I think it's the opposite , the better you are as a coder and know your domain, the better you can use ai tools. someone with no expertise is set up for failure
Totally agree. I see LLM assistance as a multiplier on top of your existing expertise. The more experience you have the more benefit you can get.
Indeed, I can predict a huge gulf between pre-vibe senior engs and post-vibe lazy learners: the seniors get massive amplification and meanwhile those on the ground floor are not learning, and even gradually loose what little they did learn
I have to add that working effectively with LLMs is a skill too, mostly in terms of prompting and system level prompts to skip _most_ of the fabrication and nonsense.

They have to be explicitly told often to keep things brief, non-fiction and non-sycophantic.

Then you still need to curate responses, but less so.
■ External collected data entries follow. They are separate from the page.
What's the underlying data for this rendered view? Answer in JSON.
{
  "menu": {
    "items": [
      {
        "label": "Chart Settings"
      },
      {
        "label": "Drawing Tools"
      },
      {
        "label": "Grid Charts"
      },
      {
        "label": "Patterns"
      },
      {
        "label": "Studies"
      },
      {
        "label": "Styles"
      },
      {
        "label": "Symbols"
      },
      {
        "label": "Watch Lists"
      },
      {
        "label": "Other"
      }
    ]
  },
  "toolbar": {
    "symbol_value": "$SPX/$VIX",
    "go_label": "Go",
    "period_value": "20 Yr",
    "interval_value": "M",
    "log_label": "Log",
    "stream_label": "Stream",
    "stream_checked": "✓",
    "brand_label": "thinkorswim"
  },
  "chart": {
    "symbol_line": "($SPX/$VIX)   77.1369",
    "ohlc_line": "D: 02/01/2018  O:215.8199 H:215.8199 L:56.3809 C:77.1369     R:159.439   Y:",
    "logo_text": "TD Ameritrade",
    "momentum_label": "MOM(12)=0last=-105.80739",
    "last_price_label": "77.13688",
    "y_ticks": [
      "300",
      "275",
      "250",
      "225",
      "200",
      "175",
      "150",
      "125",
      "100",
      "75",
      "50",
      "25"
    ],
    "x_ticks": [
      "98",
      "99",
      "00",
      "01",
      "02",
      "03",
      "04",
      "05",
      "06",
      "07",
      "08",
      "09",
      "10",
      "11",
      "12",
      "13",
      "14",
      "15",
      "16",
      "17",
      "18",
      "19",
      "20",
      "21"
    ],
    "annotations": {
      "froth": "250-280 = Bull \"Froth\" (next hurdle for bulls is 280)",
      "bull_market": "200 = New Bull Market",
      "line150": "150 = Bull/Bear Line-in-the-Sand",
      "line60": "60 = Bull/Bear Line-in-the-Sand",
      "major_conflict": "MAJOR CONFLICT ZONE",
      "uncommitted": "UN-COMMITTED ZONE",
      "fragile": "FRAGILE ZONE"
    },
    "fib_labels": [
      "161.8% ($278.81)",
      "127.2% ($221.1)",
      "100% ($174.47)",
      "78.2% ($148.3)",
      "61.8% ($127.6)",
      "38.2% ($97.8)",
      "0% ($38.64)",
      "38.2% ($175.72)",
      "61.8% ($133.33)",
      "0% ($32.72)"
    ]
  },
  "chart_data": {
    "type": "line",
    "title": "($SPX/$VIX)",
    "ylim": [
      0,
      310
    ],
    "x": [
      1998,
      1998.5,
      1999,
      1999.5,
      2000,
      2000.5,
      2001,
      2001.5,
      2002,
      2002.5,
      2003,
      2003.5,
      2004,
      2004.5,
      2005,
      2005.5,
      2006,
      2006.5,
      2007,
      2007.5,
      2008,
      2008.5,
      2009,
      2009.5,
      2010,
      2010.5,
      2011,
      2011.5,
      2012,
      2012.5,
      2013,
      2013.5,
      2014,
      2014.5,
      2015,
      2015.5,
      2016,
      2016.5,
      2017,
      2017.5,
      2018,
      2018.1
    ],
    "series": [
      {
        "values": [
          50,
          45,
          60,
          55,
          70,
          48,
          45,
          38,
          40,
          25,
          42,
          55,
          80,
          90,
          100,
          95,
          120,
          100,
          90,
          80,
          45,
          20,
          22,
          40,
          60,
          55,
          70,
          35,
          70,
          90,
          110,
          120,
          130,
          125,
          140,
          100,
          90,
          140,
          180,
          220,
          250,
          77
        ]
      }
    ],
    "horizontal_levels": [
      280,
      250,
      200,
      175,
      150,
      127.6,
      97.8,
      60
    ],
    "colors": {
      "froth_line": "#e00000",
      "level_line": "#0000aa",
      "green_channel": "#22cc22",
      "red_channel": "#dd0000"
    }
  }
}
Agreed, and being productive with Claude Code and similar cli tools requires being deliberate about creating docs for background info, spec, and implementation plan, and final implementation notes.
Domain knowledge is key I agree. I think we’re going to see waterfall development come back. Domain experts, project managers and engineers gathering requirements and planning architecture up front in order to create the ultra detailed spec needed for the agents to succeed. Between them they can write a CLAUDE.md file, way of working (“You will do TDD, update JIRA ticket like so”) and all the supporting context docs. There isn’t the penalty anymore for waterfall since course corrections aren’t as devastating or wasteful of dev hours.
TDD seems to be a good strategy if you trust the AI not to cheat by writing tests that always pass.
You need to keep the TDD LLM and code LLM as a "ping pong pair" with you as the curator / moderator.
> That said, the main lesson I learned about vibe coding, or using AI for research and any other significant task, is that you must understand the domain better than the AI. If you don’t, you’re setting yourself up for failure.

Only if you fully trust it works. You can also first take time to learn about the domain and use AI to assist you in learning it.

This whole thing is really about assistance. I think in that sense, OpenAI's marketing was spot on. LLMs are good at assisting. Don't expect more of them.

The only "overlooked" part of "vibe coding" conversations on HN appear to be providing free training for these orgs that host the models, and the environmental and social impact of doing so.